Die neuen Termine für die Lenzerwische-Tour stehen fest.

Im Garten

Die Schneeglöckchen blühen noch. Die Krokusse schon, die Tulpen wagen sich schon ganz schön weit aus der Erde. Die Mirabellenblüten sind bereit.
Die Stare schwirren in kleinen Gruppen umher, sind gesprächig wie eh und je.
Es zwitschert unablässig. Die Kraniche rufen von allen Seiten. Schneeglöckchen schauen in die Welt, die Tulpen wagen sich nach draußen. Die Petersilie vom letzten Jahr mach weiter.
Müßiggang im Garten wird belohnt. Ich sitze mit Decke auf einem Gartenstuhl, in der Hand eine Tasse wärmenden Tees und lausche. Irgendwo klopft ein Specht.

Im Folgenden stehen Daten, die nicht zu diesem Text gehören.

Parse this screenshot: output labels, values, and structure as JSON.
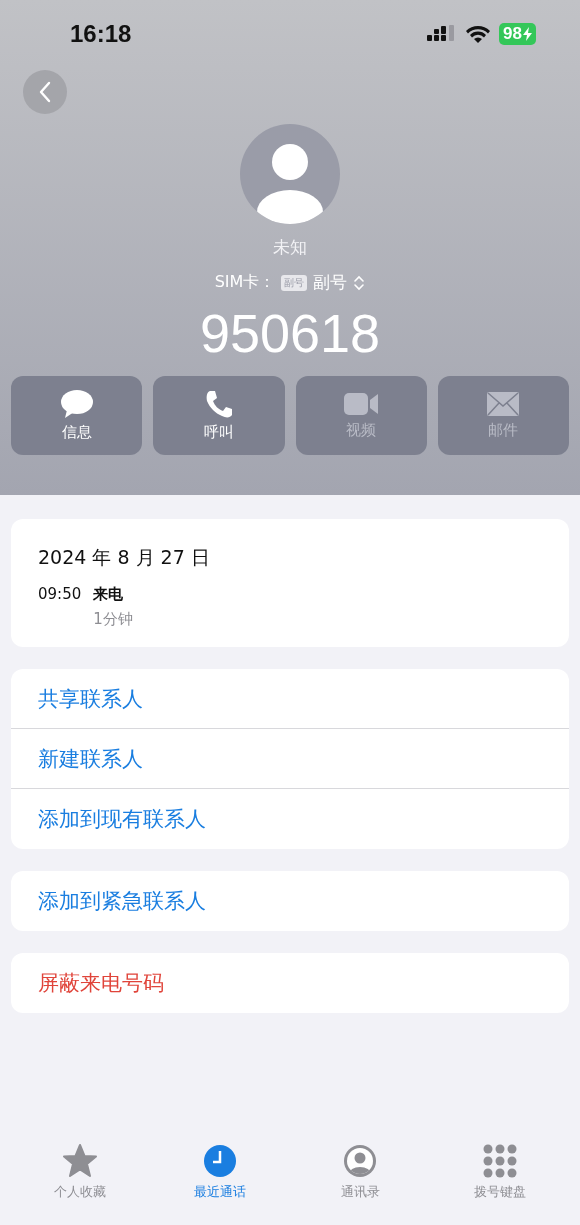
{
  "status_bar": {
    "time": "16:18",
    "battery": "98"
  },
  "contact": {
    "name": "未知",
    "sim_label": "SIM卡：",
    "sim_badge": "副号",
    "sim_value": "副号",
    "number": "950618"
  },
  "actions": [
    {
      "kind": "message",
      "label": "信息",
      "disabled": false
    },
    {
      "kind": "call",
      "label": "呼叫",
      "disabled": false
    },
    {
      "kind": "video",
      "label": "视频",
      "disabled": true
    },
    {
      "kind": "mail",
      "label": "邮件",
      "disabled": true
    }
  ],
  "call_log": {
    "date": "2024 年 8 月 27 日",
    "entries": [
      {
        "time": "09:50",
        "type": "来电",
        "duration": "1分钟"
      }
    ]
  },
  "menu_groups": [
    [
      {
        "label": "共享联系人",
        "destructive": false
      },
      {
        "label": "新建联系人",
        "destructive": false
      },
      {
        "label": "添加到现有联系人",
        "destructive": false
      }
    ],
    [
      {
        "label": "添加到紧急联系人",
        "destructive": false
      }
    ],
    [
      {
        "label": "屏蔽来电号码",
        "destructive": true
      }
    ]
  ],
  "tab_bar": [
    {
      "kind": "favorites",
      "label": "个人收藏",
      "selected": false
    },
    {
      "kind": "recents",
      "label": "最近通话",
      "selected": true
    },
    {
      "kind": "contacts",
      "label": "通讯录",
      "selected": false
    },
    {
      "kind": "keypad",
      "label": "拨号键盘",
      "selected": false
    }
  ]
}
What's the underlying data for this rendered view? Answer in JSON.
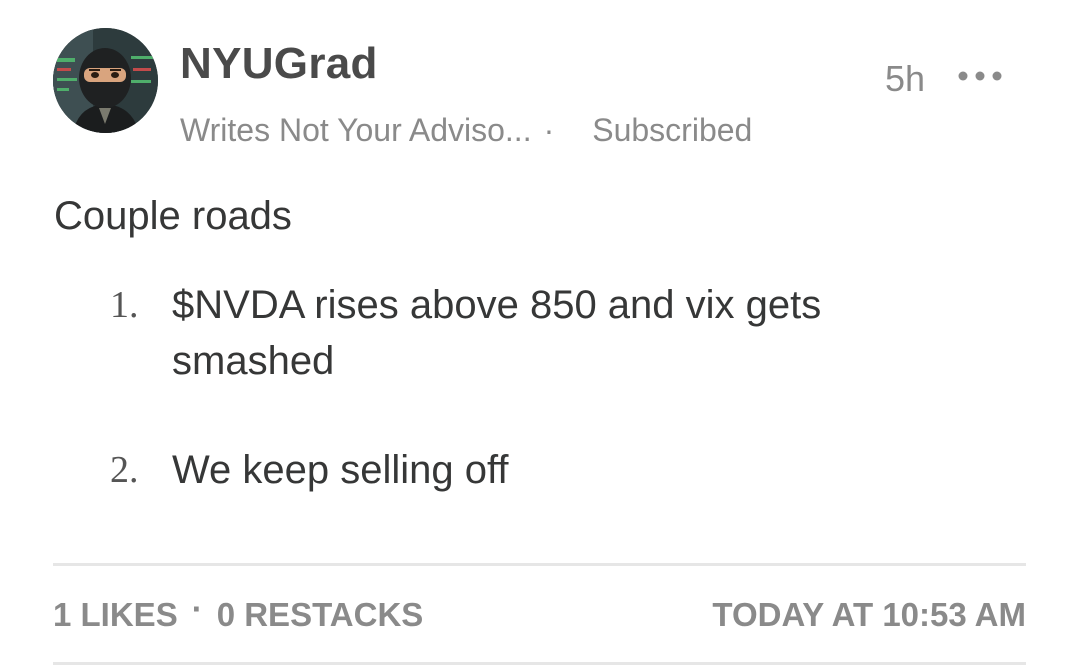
{
  "author": {
    "name": "NYUGrad",
    "avatar_icon": "ninja-avatar-icon"
  },
  "byline": {
    "publication": "Writes Not Your Adviso...",
    "separator": "·",
    "subscription_status": "Subscribed"
  },
  "meta": {
    "relative_time": "5h",
    "more_icon": "more-horizontal-icon"
  },
  "post": {
    "intro": "Couple roads",
    "items": [
      {
        "number": "1.",
        "text": "$NVDA rises above 850 and vix gets smashed"
      },
      {
        "number": "2.",
        "text": "We keep selling off"
      }
    ]
  },
  "footer": {
    "likes": "1 LIKES",
    "separator": "·",
    "restacks": "0 RESTACKS",
    "timestamp": "TODAY AT 10:53 AM"
  },
  "colors": {
    "text_primary": "#363737",
    "text_secondary": "#8a8a8a",
    "divider": "#e6e6e6"
  }
}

Das Klopfen endet und der Mittelspecht landet auf dem Nußbaum vor mir. Er klopft hier und da, zeigt seinen roten Unterbauch, die wunderbare Schwarz-Weiß-Grafik auf Rücken und Flügeln und er hopst von Ast zu Ast, klopft ein wenig und lässt sich auf einem neuen Ast nieder. So agil habe ich den Specht bisher nicht gesehen.
Das Wintergoldhähnchen tanzt auf der Fichte.
Monate später und der Laubfrosch begegnet mir am Fuss der Esskastanie. Ich bin mir sicher, es ist derselbe. Zweifeln ist erlaubt. Die kleine Zweitmarone war groß genug und so gibt es Maronenernte. Das Rot der Aroniablätter ist schon vorbei, jetz leuchten Ahorn und diesmal besonders die Felsenbirne. Die Stockrosen hören nicht auf zu blühen. Einzelne Rosen öffnen noch immer neue Blüten. Die Äpfel sind reif für Kompott und Saft. Es stehen ein paar Tage harter Arbeit ins Haus. Der Arbeitsanteil draußen findet heute im Sonnenschein statt. Heute regnet es schon seit Stunden gemächlich vor sich hin. Der Laubfrosch ist umgezogen. Der Zilpzalp dominiert im morgendlichen Konzert. Alle Rosen öffnen ihre Knopsen und verströmen ihren Duft. Die Haferwurz, die letztes Jahr nicht gegessen wurde, bedankt sich in diesem Jahr mit wunderbaren Blüten. Allerdings schließt sie die Blüten um die Mittagszeit und öffnet sie am anderen Morgen. Wässern bleibt als Aufgabe. Alle Rosen tragen bereits ihre Blüenknospen. Im Rhabarber wohnt ein Laubfrosch. Ich weiß nicht, wo er schläft, aber bei Sonnenschein kommt er auf seine Rhabarberblattterrasse. Wird es zu heiß, schiebt er sich gemächlich in den Halbschatten. Beim Wässern sucht er Schutz, aber ich bin vorsichtig. Mitte April beginnt die Zeit des Wässerns. Wieder ist das Frühjahr sehr trocken. An den Bäumen sind noch eine Menge kleiner trockener Äste. Sie verschwinden hinter den Blüten von Pflaume, Birne und Apfel. Neben Tulpe, Hyazinthe und Rosmarin blüht jetzt auch die Schlüsselblume. Der kleine, fast verschwundene Diptam wagt sich nun doch ans Licht. Die im letzten Jahr ausgesäten Nachtviolen sind schon sehr kräftig. Die Akelei hat sicher verbreitet und scheint sich wohlzufühlen. Herzgespann und Malven setzen sich durch. Ständig zwitschert es. Kohl-, Blau- und Sumpfmeise zetern um die Wette, Fitis und Zilzalp sind da. Rotkehlchen, die ersten Stare, der Grünfink. Jeder Tag bietet eine neue Schönheit.